Идти и просить второй раз было уже невозможно.
Но мы не пали духом.
В музей был срочно вызван знаменитый взломщик, наш друг Володя Бедрут.
Неистощимый в своих словесных фельетонах Глубоковский отвлекал ими директора музея Ваську Иванова в дальней комнате, а в это время Бедрут оперировал с отмычками, добывая из сундуков и витрин древние драгоценные облачения, среди них – епитрахиль митрополита Филарета (Колычева).
Утром все было тем же порядком возвращено на место.
Эта заутреня неповторима. Десятки епископов возглавляли крестный ход.
Невиданными цветами Святой ночи горели древние светильники, и в их сиянии блистали стяги с ликом Спасителя и Пречистой Его Матери.
Благовеста не было: последний колокол, уцелевший от разорения монастыря в 1921 году, был снят в 1923 году. Но задолго до полуночи вдоль сложенной из непомерных валунов кремлевской стены, мимо суровых заснеженных башен потянулись к ветхой кладбищенской церкви нескончаемые вереницы серых теней.
Попасть в самую церковь удалось немногим.
Она не смогла вместить даже духовенство. Ведь его томилось тогда в заключении свыше 500 человек.
Все кладбище было покрыто людьми, и часть молящихся стояла уже в соснах, почти вплотную к подступившему бору.
Тишина. Истомленные души жаждут блаженного покоя молитвы.

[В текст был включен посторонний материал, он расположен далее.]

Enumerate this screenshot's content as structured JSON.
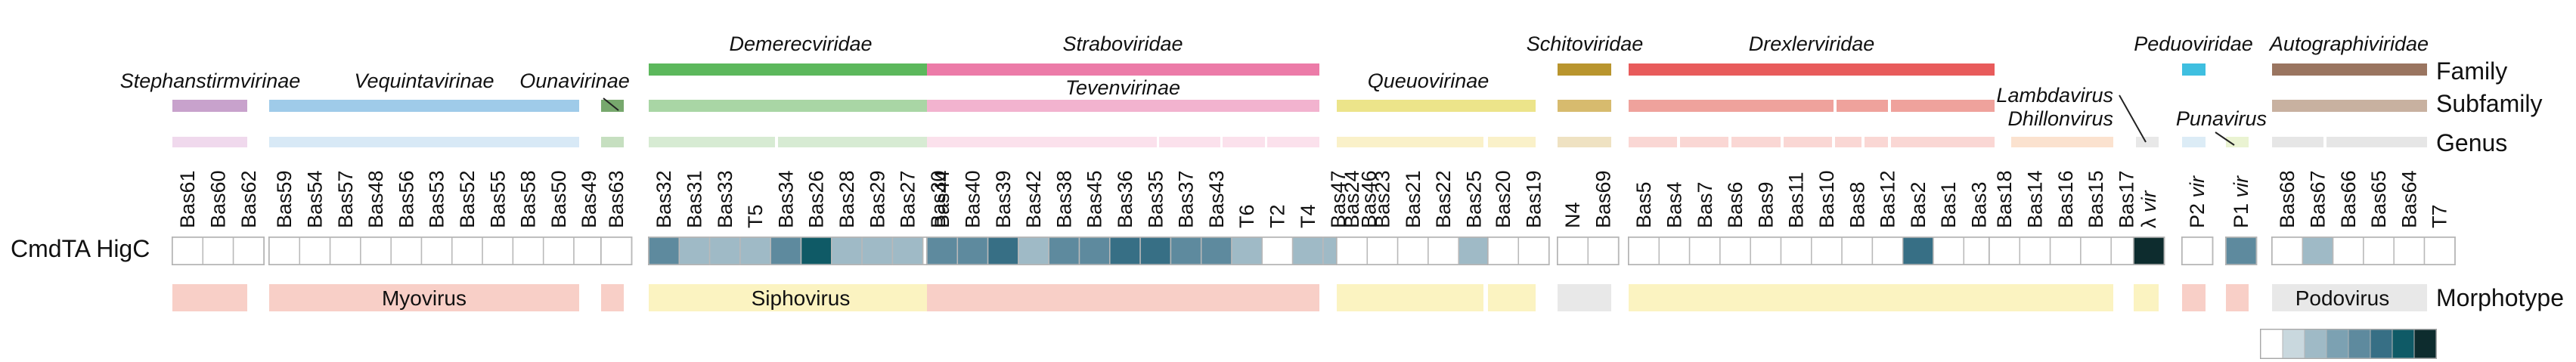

Уши напряженно ловят доносящиеся из открытых врат церкви звуки священных песнопений, а по темному небу, радужно переливаясь всеми цветами, бродят столбы сполохов – северного сияния. Вот сомкнулись они в сплошную завесу, засветились огнистой лазурью и всплыли к зениту, ниспадая оттуда, как дивные ризы.
Грозным велением облеченного неземной силой иерарха, могучего, повелевающего стихиями теурга-иерофанта, прогремело заклятие-возглас владыки Илариона:
– Да воскреснет Бог и да расточатся врази Его!
С ветвей ближних сосен упали хлопья снега, а на вершине звонницы вспыхнул ярким сиянием водруженный там нами в этот день символ страдания и воскресения – святой Животворящий Крест.
Из широко распахнутых врат ветхой церкви, сверкая многоцветными огнями, выступил небывалый крестный ход.
Из широко распахнутых врат ветхой церкви, сверкая многоцветными огнями, выступил небывалый крестный ход
Семнадцать епископов в облачениях, окруженных светильниками и факелами, более двухсот иереев и столько же монахов, а далее – нескончаемые волны тех, чьи сердца и помыслы неслись к Христу Спасителю в эту дивную, незабываемую ночь.
Торжественно выплыли из дверей храма блистающие хоругви, сотворенные еще мастерами Великого Новгорода; загорелись пышным многоцветием факелы-светильники – подарок веницейского дожа далекому монастырю, хозяину Гиперборейских морей; зацвели освобожденные из плена священные ризы и пелены, вышитые тонкими пальцами московских великих княжон.
«Христос воскресе!»
Немногие услыхали прозвучавшие в церкви слова Благой вести, но все почувствовали их сердцами, и гулкой волной пронеслось по снежному безмолвию: «Воистину воскресе!»
«Воистину воскресе!» – прозвучало под торжественным огнистым куполом увенчанного сполохом неба.
«Воистину воскресе!» – отдалось в снежной тиши векового бора, перенеслось за нерушимые кремлевские стены, к тем, кто не смог выйти из них в эту Святую ночь, к тем, кто, обессиленный страданием и болезнью, простерт на больничной койке, кто томится в смрадном подземелье Аввакумовой щели – историческом соловецком карцере.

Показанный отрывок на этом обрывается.